Other Classic Moments
While I simply can not cover every segment from the DVD, I must say there are a few more that stick out in my mind. Of course you have your standard trailer park lover’s quarrel, in which a drunken man shoves his girlfriend and is carried out of the house by his brother in a fireman’s carry. At one point in time black-pepper is shot up a man’s nose as he sleeps, and when he awakens apparently the black pepper has somehow caused his “asshole and dick” to burn. There is also the time Uncle Robert takes a sip from a most unforgiving drink.

Nothing more needs to be said
There are many other oddities in this film, and I have to admit that I am glad to have this in my collection. I gladly pull it out when my usual company comes over, however if I ever end up hanging out with fancy people, I’ll probably turn it around backward so the spine isn’t showing. While I do feel only a moderate amount of shame for owning this film, this flick makes me feel better about myself, because though I have had hard-times in my life…I’ve never drank a relatives piss. If you would like to find out more about the Elmore family of Shelby, NC, you can do so at www.unclegoddamn.com.
People can be sad at times. Sometimes people are so unsatisfied with their life that they turn to alcohol. These people can be consumed by alcohol, and their addiction can turn them into the people we see in this film. People who are constantly shamed and hurt by their own family. This is a serious matter, as these people need help…but unfortunately for them, they usually won’t find that help. Good for us though, because drunks are funny to watch. Apparently these folks are still alive, as the DVD features some somewhat recent footage. Of course about 2 seconds into it we get a good shot of Pappy’s whole ass, an ass that has not met water nor soap in an age. I will leave you with one last image. The image, which you can see below…was the last thing I saw on the film, and I think a fitting end to not only the DVD, but this article in general. A young man in a Gene Simmons mask, dry-assfucking Pappy through his horribly stained and ill-fitting white underwear. I can’t say enough about the image of a drunken old man being folded up much like one of your more flexible teenage girls as the young man goes to work on him with all the enthusiasm of a child on Christmas. It is sad, and a bit haunting.

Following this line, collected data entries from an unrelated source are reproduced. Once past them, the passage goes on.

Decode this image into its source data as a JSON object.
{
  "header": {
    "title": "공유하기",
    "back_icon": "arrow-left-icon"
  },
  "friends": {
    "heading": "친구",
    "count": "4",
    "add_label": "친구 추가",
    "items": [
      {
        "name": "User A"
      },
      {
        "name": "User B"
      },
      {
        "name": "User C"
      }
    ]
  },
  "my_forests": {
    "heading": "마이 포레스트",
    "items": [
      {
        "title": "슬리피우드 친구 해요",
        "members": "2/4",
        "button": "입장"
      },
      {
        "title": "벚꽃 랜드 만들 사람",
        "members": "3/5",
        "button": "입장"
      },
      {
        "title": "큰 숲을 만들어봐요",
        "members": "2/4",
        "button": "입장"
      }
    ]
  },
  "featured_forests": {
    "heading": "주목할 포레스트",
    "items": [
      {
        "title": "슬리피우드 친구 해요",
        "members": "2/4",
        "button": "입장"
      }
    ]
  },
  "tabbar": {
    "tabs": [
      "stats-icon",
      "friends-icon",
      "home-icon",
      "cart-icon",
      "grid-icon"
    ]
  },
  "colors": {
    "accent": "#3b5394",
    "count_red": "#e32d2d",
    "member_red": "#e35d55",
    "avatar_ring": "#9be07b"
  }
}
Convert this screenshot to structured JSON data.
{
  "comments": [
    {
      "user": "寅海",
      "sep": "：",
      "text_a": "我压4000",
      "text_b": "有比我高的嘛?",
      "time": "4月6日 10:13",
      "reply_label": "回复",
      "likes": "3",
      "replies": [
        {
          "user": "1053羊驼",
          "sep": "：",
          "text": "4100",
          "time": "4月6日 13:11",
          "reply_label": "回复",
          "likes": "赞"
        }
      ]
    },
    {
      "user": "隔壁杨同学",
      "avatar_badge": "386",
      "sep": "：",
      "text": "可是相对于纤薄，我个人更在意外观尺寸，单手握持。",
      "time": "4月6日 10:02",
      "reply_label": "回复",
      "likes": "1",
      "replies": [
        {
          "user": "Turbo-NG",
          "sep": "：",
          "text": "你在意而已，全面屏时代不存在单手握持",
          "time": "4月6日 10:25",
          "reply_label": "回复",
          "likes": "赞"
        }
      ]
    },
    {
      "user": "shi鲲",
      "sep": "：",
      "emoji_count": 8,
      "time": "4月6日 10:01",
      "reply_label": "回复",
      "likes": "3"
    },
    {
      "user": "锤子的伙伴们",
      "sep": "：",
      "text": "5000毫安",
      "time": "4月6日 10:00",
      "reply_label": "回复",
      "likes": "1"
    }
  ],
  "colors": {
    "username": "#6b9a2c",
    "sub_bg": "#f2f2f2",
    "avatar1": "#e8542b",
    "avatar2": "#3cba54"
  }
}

Take it all pappy. Take it all, indeed

The best documentary I have seen in years. Micheal Moore wishes he could make such statements about poor drunks in BFE NC. What I want to know is “you gonna clean up this house?”
It should be noted that I tried my best to find this movie forever at Best Buy with no luck. I always wanted to see it for some damn reason.
I had tried to buy it from Amazon and it sat in my “basket” for months because it was sold out. I ordered something normal one day and there it was ready to purchase. Waiting for me. It was like a gift from the fiber-optic Jesus at the Flea Market.
I remember the review from the old site and always wanted to check it out. Amazingly their site still exists and I guess they still sell the DVD. They have a gravestone on their site of uncle Robert. Maybe they finally killed him
If you’ve even thought of ordering it (off Amazon, as it is one of the few places last I checked), I suggest doing it the moment you see it is in stock.
It has a habit of going out of stock and not coming back for a LONG stretch of time.